En dépit de l’absence de modération, le site possède toutefois un règlement. « Interdiction de faire des demandes de cumtribute. Interdiction de publier des contenus pédophiles, impliquant des mineurs, zoophiles, scatophiles, ou nécrophiles. Interdiction de publier des photos ou vidéos intimes de proches ou de personnes d’un département, ville, région, Vinted », précise la charte. Contactée par Synth, l’équipe de Leakimedia n’a pas donné suite aux demandes de précisions quant à ses pratiques de modération. Sans surprise, Leakimédia ne respecte aucune mention légale, ne dispose pas de conditions générales d’utilisation, et est enregistré… aux Bahamas.

Puits sans fond

« Dans l’immédiat, on ne peut rien faire pour les victimes, c’est un puits sans fond », soupire Hajar de StopFisha. Le site affiche en moyenne 5000 visiteurs connectés chaque jour, et plus de 19 000 personnes suivent leur canal Telegram, destiné à obtenir des informations sur le site en cas de problème technique. « Cela perpétue la croyance que les cyberviolences n’ont pas de vraies conséquences, notamment dans un espace immatériel comme Internet. Il y a un manque de formation des forces de l’ordre et des professionnels de la justice sur ce sujet. Le temps de la justice est long, et les victimes ont besoin qu’on agisse tout de suite » dénonce Laure Salmona. 

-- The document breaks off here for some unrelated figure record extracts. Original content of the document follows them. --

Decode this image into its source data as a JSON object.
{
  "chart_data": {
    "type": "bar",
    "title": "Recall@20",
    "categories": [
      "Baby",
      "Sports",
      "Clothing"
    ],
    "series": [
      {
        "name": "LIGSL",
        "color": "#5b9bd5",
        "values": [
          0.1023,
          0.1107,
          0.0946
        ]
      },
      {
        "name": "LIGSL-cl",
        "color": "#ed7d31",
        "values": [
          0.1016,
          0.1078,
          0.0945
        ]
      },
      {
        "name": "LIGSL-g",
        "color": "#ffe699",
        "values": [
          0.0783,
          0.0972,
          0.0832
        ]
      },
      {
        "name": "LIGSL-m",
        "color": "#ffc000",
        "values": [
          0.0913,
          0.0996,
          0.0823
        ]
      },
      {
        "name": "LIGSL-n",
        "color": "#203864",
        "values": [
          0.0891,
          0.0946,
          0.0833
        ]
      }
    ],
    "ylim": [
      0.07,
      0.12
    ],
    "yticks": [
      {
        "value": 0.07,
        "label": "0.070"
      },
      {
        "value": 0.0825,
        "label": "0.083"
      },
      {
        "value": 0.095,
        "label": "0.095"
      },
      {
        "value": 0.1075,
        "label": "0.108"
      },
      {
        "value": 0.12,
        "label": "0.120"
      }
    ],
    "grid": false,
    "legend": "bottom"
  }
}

« Leakimedia n’est qu’un exemple parmi tant d’autres. On sait qu’il y a plein d’autres sites dans ce genre », ajoute Hajar Outaik de StopFisha. Même si la plateforme venait à être interdite, les fans de « leaks » et auteurs de cyberviolences trouveraient d’autres plateformes pour partager leurs contenus à caractère pornographique en toute impunité. À bien des égards, contrôler la propagation des violences sexuelles en ligne relève donc d’une tâche de Sisyphe.